La scoperta è avvenuta in un’abitazione di via Nino Oxilia, nella zona compresa tra la stazione Centrale e viale Monza. A rinvenire il corpo sono stati i vigili del fuoco, intervenuti dopo che l’uomo non dava più notizie di sé e non rispondeva né alle telefonate né al citofono. Il sessantenne è stato trovato riverso sul pavimento dell’appartamento in cui viveva da solo, al quarto piano di una palazzina.
Secondo i primi accertamenti effettuati sul posto, nell’abitazione sarebbero state rinvenute numerose tracce di sangue. Il medico legale ha inoltre riscontrato diverse ferite sul corpo della vittima, in particolare alla testa, elementi che hanno portato gli investigatori a ipotizzare fin dalle prime ore un omicidio.

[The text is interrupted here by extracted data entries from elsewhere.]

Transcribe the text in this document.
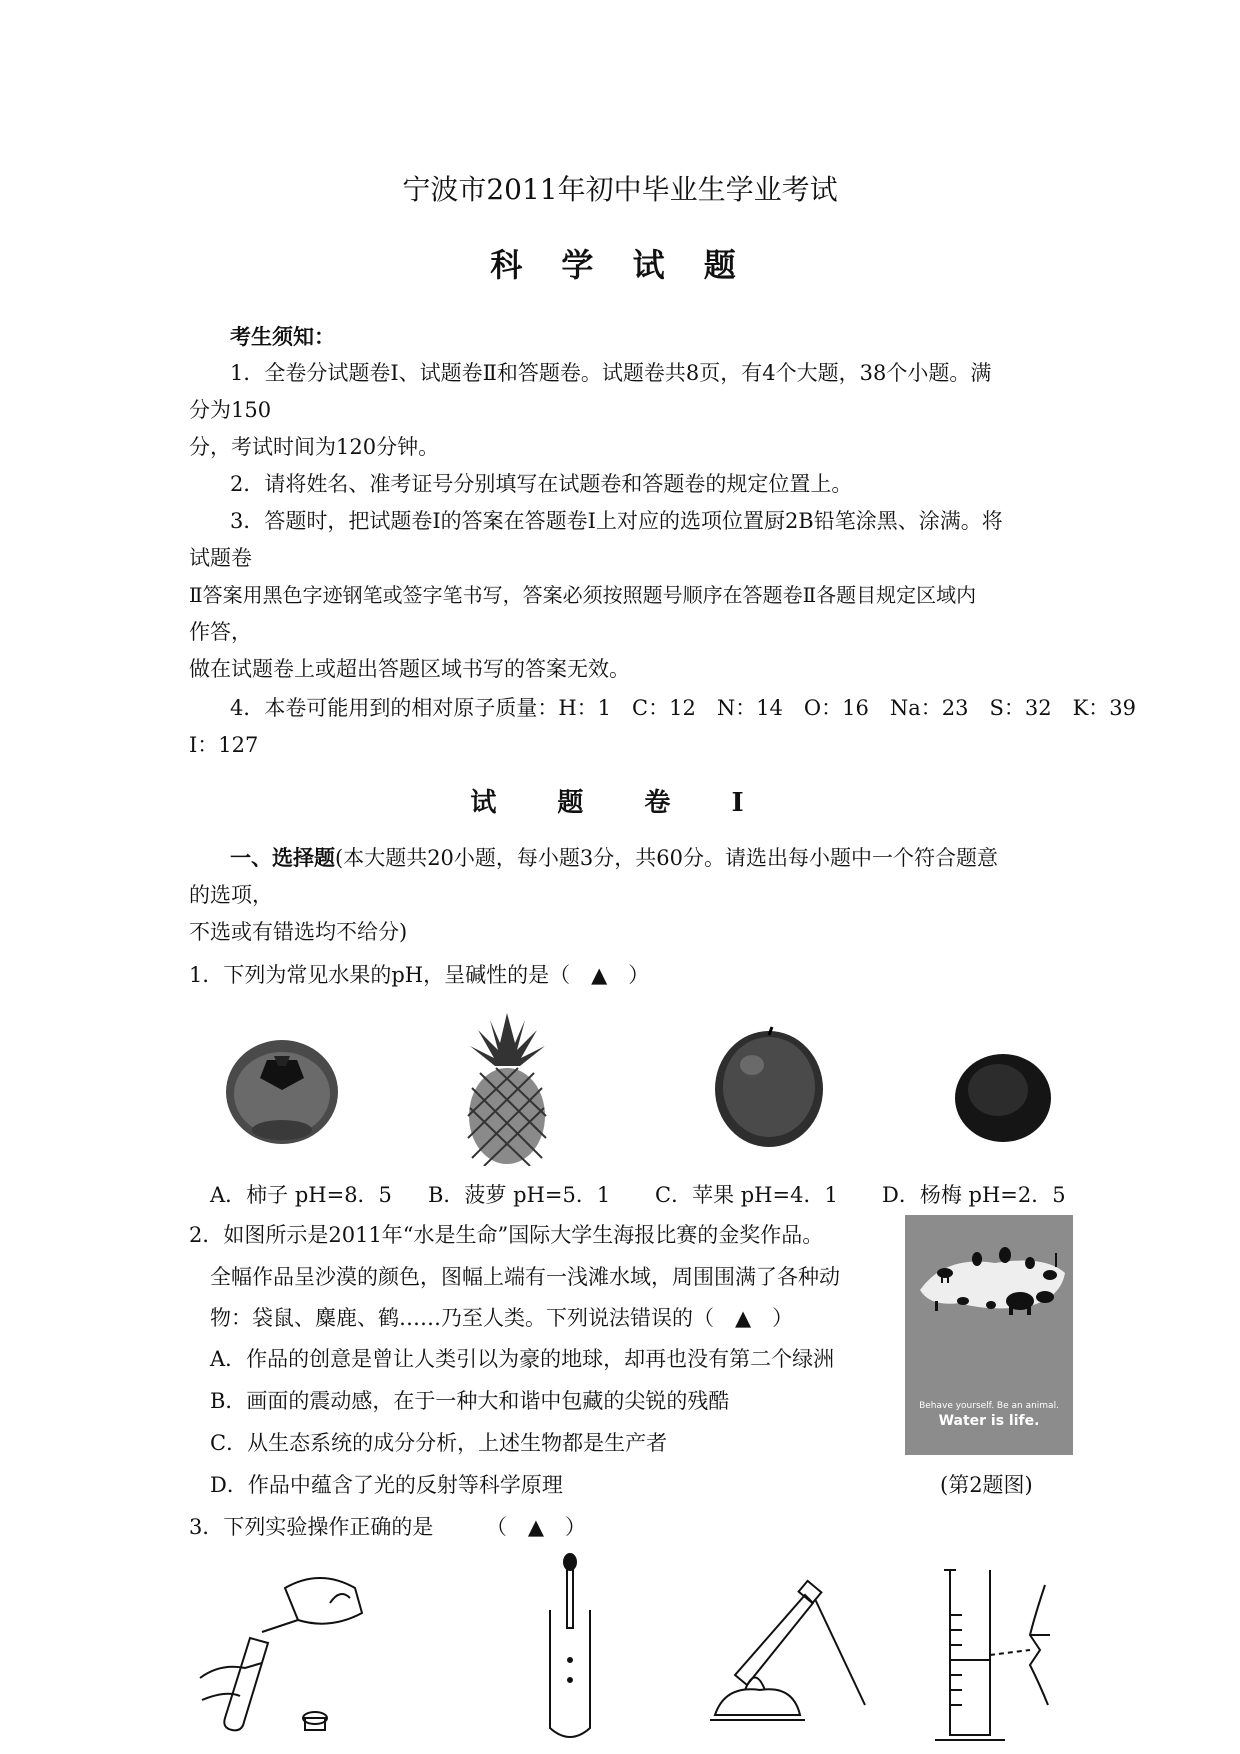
宁波市2011年初中毕业生学业考试
科 学 试 题
考生须知：
1．全卷分试题卷Ⅰ、试题卷Ⅱ和答题卷。试题卷共8页，有4个大题，38个小题。满
分为150
分，考试时间为120分钟。
2．请将姓名、准考证号分别填写在试题卷和答题卷的规定位置上。
3．答题时，把试题卷Ⅰ的答案在答题卷Ⅰ上对应的选项位置厨2B铅笔涂黑、涂满。将
试题卷
Ⅱ答案用黑色字迹钢笔或签字笔书写，答案必须按照题号顺序在答题卷Ⅱ各题目规定区域内
作答，
做在试题卷上或超出答题区域书写的答案无效。
4．本卷可能用到的相对原子质量：H：1　C：12　N：14　O：16　Na：23　S：32　K：39
I：127
试 题 卷 Ⅰ
一、选择题(本大题共20小题，每小题3分，共60分。请选出每小题中一个符合题意
的选项，
不选或有错选均不给分)
1．下列为常见水果的pH，呈碱性的是（　▲　）
A．柿子 pH=8．5 B．菠萝 pH=5．1 C．苹果 pH=4．1 D．杨梅 pH=2．5
2．如图所示是2011年“水是生命”国际大学生海报比赛的金奖作品。
全幅作品呈沙漠的颜色，图幅上端有一浅滩水域，周围围满了各种动
物：袋鼠、麋鹿、鹤……乃至人类。下列说法错误的（　▲　）
A．作品的创意是曾让人类引以为豪的地球，却再也没有第二个绿洲
B．画面的震动感，在于一种大和谐中包藏的尖锐的残酷
C．从生态系统的成分分析，上述生物都是生产者
D．作品中蕴含了光的反射等科学原理
Behave yourself. Be an animal.
Water is life.
(第2题图)
3．下列实验操作正确的是　　　（　▲　）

Sul luogo del delitto sono intervenuti i carabinieri del Comando provinciale di Milano, insieme ai militari della compagnia Duomo e agli specialisti della squadra Omicidi del Nucleo investigativo. Gli inquirenti hanno iniziato a raccogliere testimonianze e stanno analizzando ogni elemento utile per ricostruire quanto accaduto e individuare eventuali responsabili.
Le indagini si concentrano anche sulle ultime ore di vita della vittima. Secondo le prime informazioni riportate dal Corriere, Guerrino non sarebbe stato visto né sentito da venerdì sera. Gli investigatori stanno verificando i suoi contatti recenti, i movimenti registrati nella zona e le immagini delle telecamere di videosorveglianza presenti nelle vicinanze.
Roberto Guerrino era molto noto nel settore dell’interpretariato internazionale: nel corso della sua carriera aveva lavorato per personalità di primo piano come Bill Clinton, Sergio Mattarella, Giorgio Napolitano, Mario Draghi, Mario Monti e Carlo III. Aveva completato la propria formazione tra Roma, Milano e gli Stati Uniti.
Al momento non ci sono indicazioni sul possibile movente. I vicini ascoltati dagli investigatori avrebbero descritto rapporti sereni e cordiali con la vittima. Saranno gli esami medico-legali e gli accertamenti investigativi delle prossime ore a chiarire la dinamica e le circostanze della morte.